About the Fourier transform of causality intervention module
Hi author, thank you for your excellent work. I have a question about the paper and code. The Causal Intervention Module in the paper says that $x^a$ is obtained by using Fourier transform, but in your code, I see the data transformation in the below function, which seems to be not Fourier transform. I am not an expert in the image field, so I have some doubts about this. In addition, I have not seen the paper in the data transformation λ~U(0,η) either.

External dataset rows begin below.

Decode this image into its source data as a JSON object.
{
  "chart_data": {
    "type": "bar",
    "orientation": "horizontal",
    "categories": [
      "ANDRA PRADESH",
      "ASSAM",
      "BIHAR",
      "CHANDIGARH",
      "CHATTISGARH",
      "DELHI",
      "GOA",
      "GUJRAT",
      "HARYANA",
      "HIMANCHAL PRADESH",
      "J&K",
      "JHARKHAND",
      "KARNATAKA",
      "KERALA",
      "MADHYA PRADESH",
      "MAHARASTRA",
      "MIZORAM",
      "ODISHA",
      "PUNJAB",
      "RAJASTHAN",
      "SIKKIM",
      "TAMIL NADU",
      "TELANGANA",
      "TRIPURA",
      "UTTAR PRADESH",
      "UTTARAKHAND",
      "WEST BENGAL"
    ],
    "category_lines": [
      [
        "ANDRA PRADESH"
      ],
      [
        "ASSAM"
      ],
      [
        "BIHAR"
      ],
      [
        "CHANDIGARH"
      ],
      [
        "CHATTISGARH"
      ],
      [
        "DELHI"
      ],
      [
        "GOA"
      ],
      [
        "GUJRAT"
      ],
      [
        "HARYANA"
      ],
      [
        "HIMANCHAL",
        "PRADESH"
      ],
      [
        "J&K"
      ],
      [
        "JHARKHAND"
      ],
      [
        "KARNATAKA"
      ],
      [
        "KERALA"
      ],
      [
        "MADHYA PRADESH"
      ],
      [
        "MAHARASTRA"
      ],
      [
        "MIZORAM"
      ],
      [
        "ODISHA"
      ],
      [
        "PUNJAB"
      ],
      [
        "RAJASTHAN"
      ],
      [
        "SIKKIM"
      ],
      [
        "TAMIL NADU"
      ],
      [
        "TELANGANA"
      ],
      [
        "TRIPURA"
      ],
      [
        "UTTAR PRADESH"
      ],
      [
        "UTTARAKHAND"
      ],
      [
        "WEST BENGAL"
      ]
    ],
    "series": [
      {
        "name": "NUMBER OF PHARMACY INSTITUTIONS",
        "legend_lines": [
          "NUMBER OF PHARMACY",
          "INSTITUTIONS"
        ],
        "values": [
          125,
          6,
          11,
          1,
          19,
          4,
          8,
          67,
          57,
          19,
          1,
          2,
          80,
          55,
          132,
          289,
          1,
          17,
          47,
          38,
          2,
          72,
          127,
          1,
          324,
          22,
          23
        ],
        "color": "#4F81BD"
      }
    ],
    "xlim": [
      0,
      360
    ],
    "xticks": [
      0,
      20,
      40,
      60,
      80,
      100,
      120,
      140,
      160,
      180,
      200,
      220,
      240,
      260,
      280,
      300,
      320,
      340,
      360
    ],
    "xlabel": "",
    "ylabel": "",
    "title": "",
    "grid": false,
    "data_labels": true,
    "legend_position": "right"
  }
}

def get_pre_transform(image_size=224, crop=False, jitter=0):
if crop:
img_transform = [transforms.RandomResizedCrop(image_size, scale=[0.8, 1.0])]
else:
img_transform = [transforms.Resize((image_size, image_size))]
if jitter > 0:
img_transform.append(transforms.ColorJitter(brightness=jitter,
contrast=jitter,
saturation=jitter,
hue=min(0.5, jitter)))
img_transform += [transforms.RandomHorizontalFlip(), lambda x: np.asarray(x)]
img_transform = transforms.Compose(img_transform)
return img_transform
Looking forward to your reply.
The function you mentioned above is just a common technique used to pre-process the images. As for the Fourier transformation, you can refer to class FourierDGDataset() in Line 32 in data/DGDataReader.py. Thanks for your interest.